Après avoir mis au point une liste de courses économique toute relative (du thé, du miel, des bagels et des avocats) (qui se dévoue pour expliquer à Madame-la-Chercheuse que des Tortellini marque pouce plein de sucres lents lui auraient duré plus longtemps ?), Anne Daguerre tente de rationnaliser sa situation de pauvresse d’un jour : « Finalement, c’est presque de la détox, en moins cher, non ? » Pas mal dit : la prochaine fois que je croise la SDF qui squatte devant ma bouche de métro, j’en profiterai pour lui faire remarquer joyeusement que sauter des repas quand on n’a pas le choix, ça doit avoir au moins l’avantage d’être plus efficace que Dukan.

Au 2e jour de son régime spécial « misère sociale », Anne Daguerre apprend que « le moins cher, ce sont les nouilles chinoises instantanées ». « Une affaire », constate-t-elle, « je prends note ».

Au 3e jour, notre éminente chercheuse nous explique comment elle a réussi à refuser la proposition d’un ami, prêt à lui offrir une cuillerée de riz + bacon + poulet. « Je dis non, HÉROÏQUE ». Il n’y a pas de petits héros, en effet Madame Daguerre.

Opérons une ellipse, le reste de l’expérience de Madame-la-Chercheuse tenant moins de la réflexion militante que du journal intime d’une triste quadra.
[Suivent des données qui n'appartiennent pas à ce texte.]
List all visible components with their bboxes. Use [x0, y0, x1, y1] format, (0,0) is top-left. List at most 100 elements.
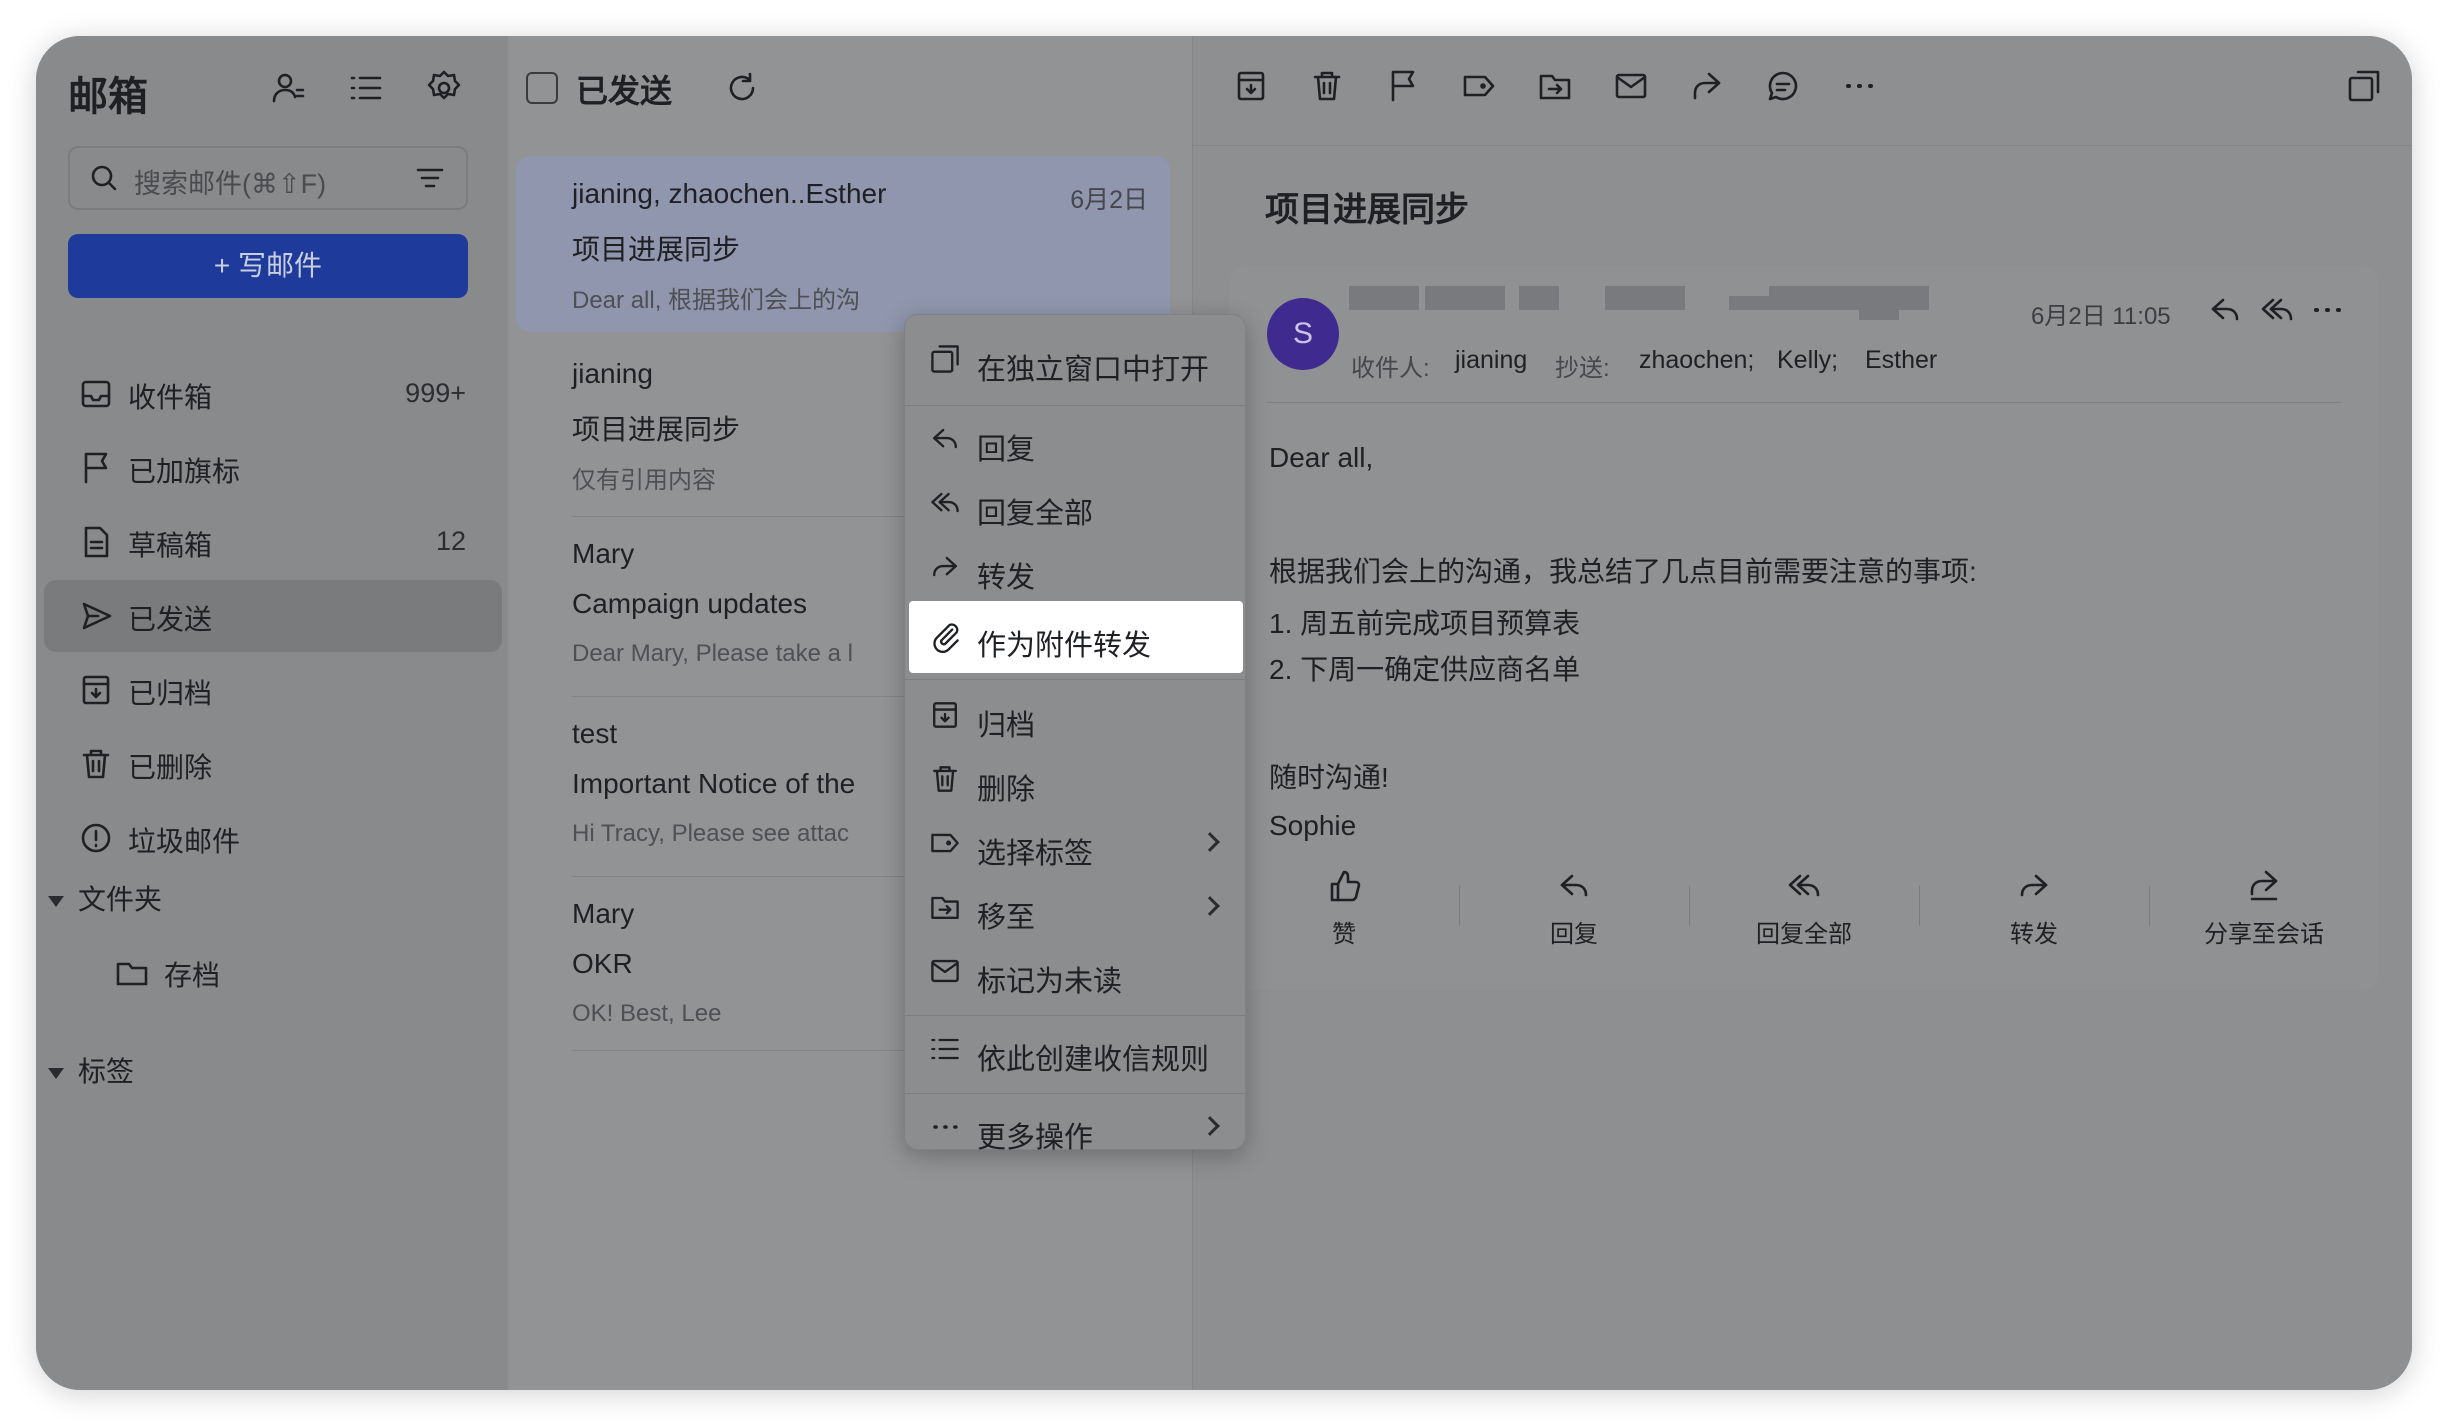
- filter-icon[interactable]: [410, 158, 450, 198]
- list-icon[interactable]: [346, 68, 386, 108]
- reply-button[interactable]: 回复: [1459, 866, 1689, 948]
- alert-icon: [76, 818, 116, 858]
- reply-all-icon[interactable]: [2257, 290, 2297, 330]
- sidebar-item-deleted[interactable]: 已删除: [44, 728, 502, 800]
- menu-item-label: 回复: [977, 434, 1036, 466]
- body-point-1: 1. 周五前完成项目预算表: [1269, 608, 1581, 639]
- app-title: 邮箱: [68, 75, 148, 119]
- cc-recipient[interactable]: Esther: [1865, 346, 1937, 375]
- list-item[interactable]: jianing, zhaochen..Esther 6月2日 项目进展同步 De…: [516, 156, 1170, 332]
- mail-subject: 项目进展同步: [572, 234, 741, 265]
- mail-preview: Dear Mary, Please take a l: [572, 640, 854, 667]
- folders-caret-icon[interactable]: [48, 896, 64, 907]
- menu-item-more-actions[interactable]: 更多操作: [909, 1097, 1243, 1161]
- sidebar: 邮箱 搜索邮件(⌘⇧F) + 写邮件 收件箱 999+ 已加旗标 草稿箱 12 …: [36, 36, 508, 1390]
- menu-item-label: 更多操作: [977, 1122, 1094, 1154]
- more-icon: [927, 1109, 967, 1149]
- attachment-icon: [927, 617, 967, 657]
- share-icon[interactable]: [1687, 66, 1727, 106]
- archive-icon[interactable]: [1231, 66, 1271, 106]
- folder-icon: [112, 952, 152, 992]
- mail-preview: 仅有引用内容: [572, 467, 716, 494]
- menu-divider: [905, 405, 1245, 406]
- more-icon[interactable]: [2307, 290, 2347, 330]
- more-icon[interactable]: [1839, 66, 1879, 106]
- inbox-count: 999+: [405, 378, 466, 408]
- tag-icon[interactable]: [1459, 66, 1499, 106]
- cc-recipient[interactable]: Kelly;: [1777, 346, 1838, 375]
- menu-item-archive[interactable]: 归档: [909, 685, 1243, 749]
- menu-item-forward[interactable]: 转发: [909, 537, 1243, 601]
- folder-item-archive[interactable]: 存档: [44, 936, 502, 1008]
- reply-icon[interactable]: [2205, 290, 2245, 330]
- sidebar-item-spam[interactable]: 垃圾邮件: [44, 802, 502, 874]
- redacted-sender: [1729, 296, 1769, 310]
- comment-icon[interactable]: [1763, 66, 1803, 106]
- gear-icon[interactable]: [424, 68, 464, 108]
- folder-item-label: 存档: [164, 960, 221, 991]
- mail-subject: Campaign updates: [572, 588, 808, 619]
- mail-subject-title: 项目进展同步: [1265, 191, 1469, 229]
- mail-subject: 项目进展同步: [572, 414, 741, 445]
- menu-item-label: 选择标签: [977, 838, 1094, 870]
- sidebar-item-sent[interactable]: 已发送: [44, 580, 502, 652]
- sidebar-item-label: 垃圾邮件: [128, 826, 241, 857]
- contacts-icon[interactable]: [268, 68, 308, 108]
- body-closing: 随时沟通!: [1269, 762, 1389, 793]
- mail-card: S 6月2日 11:05 收件人: jianing 抄送: zhaochen; …: [1229, 266, 2379, 990]
- mail-sender: Mary: [572, 898, 635, 929]
- mail-sender: jianing: [572, 358, 653, 389]
- menu-item-reply[interactable]: 回复: [909, 409, 1243, 473]
- move-icon[interactable]: [1535, 66, 1575, 106]
- menu-item-mark-unread[interactable]: 标记为未读: [909, 941, 1243, 1005]
- mail-preview: Dear all, 根据我们会上的沟: [572, 287, 861, 314]
- thumbs-up-icon: [1324, 866, 1364, 906]
- sidebar-item-archived[interactable]: 已归档: [44, 654, 502, 726]
- to-label: 收件人:: [1351, 355, 1430, 382]
- sidebar-item-flagged[interactable]: 已加旗标: [44, 432, 502, 504]
- forward-button[interactable]: 转发: [1919, 866, 2149, 948]
- chevron-right-icon: [1200, 832, 1220, 852]
- compose-button[interactable]: + 写邮件: [68, 234, 468, 298]
- refresh-icon[interactable]: [722, 68, 762, 108]
- sidebar-item-drafts[interactable]: 草稿箱 12: [44, 506, 502, 578]
- folders-section-label[interactable]: 文件夹: [78, 878, 162, 918]
- sidebar-item-inbox[interactable]: 收件箱 999+: [44, 358, 502, 430]
- like-button[interactable]: 赞: [1229, 866, 1459, 948]
- mail-subject: Important Notice of the: [572, 768, 856, 799]
- menu-item-open-window[interactable]: 在独立窗口中打开: [909, 329, 1243, 393]
- rule-list-icon: [927, 1031, 967, 1071]
- menu-divider: [905, 679, 1245, 680]
- search-box[interactable]: 搜索邮件(⌘⇧F): [68, 146, 468, 210]
- menu-item-label: 归档: [977, 710, 1036, 742]
- menu-item-delete[interactable]: 删除: [909, 749, 1243, 813]
- tags-caret-icon[interactable]: [48, 1068, 64, 1079]
- sidebar-item-label: 草稿箱: [128, 530, 213, 561]
- open-window-icon[interactable]: [2344, 66, 2384, 106]
- flag-icon: [76, 448, 116, 488]
- inbox-icon: [76, 374, 116, 414]
- to-recipient[interactable]: jianing: [1455, 346, 1527, 375]
- menu-item-reply-all[interactable]: 回复全部: [909, 473, 1243, 537]
- menu-item-label: 删除: [977, 774, 1036, 806]
- open-window-icon: [927, 341, 967, 381]
- list-title: 已发送: [576, 73, 673, 109]
- reply-all-button[interactable]: 回复全部: [1689, 866, 1919, 948]
- trash-icon[interactable]: [1307, 66, 1347, 106]
- trash-icon: [927, 761, 967, 801]
- mail-unread-icon[interactable]: [1611, 66, 1651, 106]
- menu-item-move-to[interactable]: 移至: [909, 877, 1243, 941]
- sidebar-item-label: 已加旗标: [128, 456, 241, 487]
- trash-icon: [76, 744, 116, 784]
- share-to-chat-button[interactable]: 分享至会话: [2149, 866, 2379, 948]
- menu-item-forward-as-attachment[interactable]: 作为附件转发: [909, 601, 1243, 673]
- cc-recipient[interactable]: zhaochen;: [1639, 346, 1754, 375]
- avatar[interactable]: S: [1267, 298, 1339, 370]
- tags-section-label[interactable]: 标签: [78, 1050, 134, 1090]
- menu-item-select-tag[interactable]: 选择标签: [909, 813, 1243, 877]
- chevron-right-icon: [1200, 896, 1220, 916]
- menu-item-create-rule[interactable]: 依此创建收信规则: [909, 1019, 1243, 1083]
- select-all-checkbox[interactable]: [526, 72, 558, 104]
- flag-icon[interactable]: [1383, 66, 1423, 106]
- search-placeholder: 搜索邮件(⌘⇧F): [134, 169, 327, 199]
Hop, nous voilà au dernier jour du marathon sans-le-sou; l’heure de la conclusion arrive : « Ce défi a constitué une épreuve, donc, mais m’a aussi permis de prendre la mesure de la gentillesse et de la générosité des classes populaires américaines, presque tous Noirs et Latinos ». Mon dieu, comme c’est attendrissant, Anne Daguerre. C’est que, dépossédés de toute considération bourgeoise dans leur vie de tous les jours, les pauvres n’ont d’autres solutions que d’être solidaires entre eux. Que c’est beau, Anne, pensez à le noter dans votre Moleskine, vous pourriez avoir à ressortir cette leçon de vie à un prochain dîner sous le lustre.

« Ce soir, je suis soulagée que ce soit fini. Le riz sauté aux légumes que je m’offre en récompense a un goût de paradis », conclut enfin notre championne.

La prochaine fois que je me lancerai dans la lecture d’un article gonzo de riche, je me garderai d’en attendre autre chose qu’un débilisant faire-valoir « maintenant, je comprends les miséreux ». Que l’intelligentsia ait la noble intention de mesurer empiriquement la pénibilité de la vie des moins privilégiés n’est pas foncièrement un problème. Qu’elle en profite pour nous livrer un « exotique j’ai-testé-pour-vous » plein d’ahurissante vacuité, ça, ça me fait vomir. Pour rester dans la thématique de la nourriture, bien entendu.

Edit : pour aller plus loin, relevons même le caractère superficiel d’une expérience de la pauvreté sur le temps court; un des terribles principes de la misère étant le fait même que l’on ignore jusque quand elle va durer. « Quand t’es pauvre, limite en fait, la bouffe ça passe encore après un tas de trucs. Avoir la dalle, manger une fois par jour, on se rend vite compte que c’est horrible mais que ça passe. À quoi ça rime de tester d’être pauvre en démarrant avec un tas de fringues, des médocs, des produits d’hygiène et tout ? », s’énerve à très juste titre Salomée, une blogueuse qui, elle, a déjà fait l’expérience d’être dans le besoin… pour de vrai.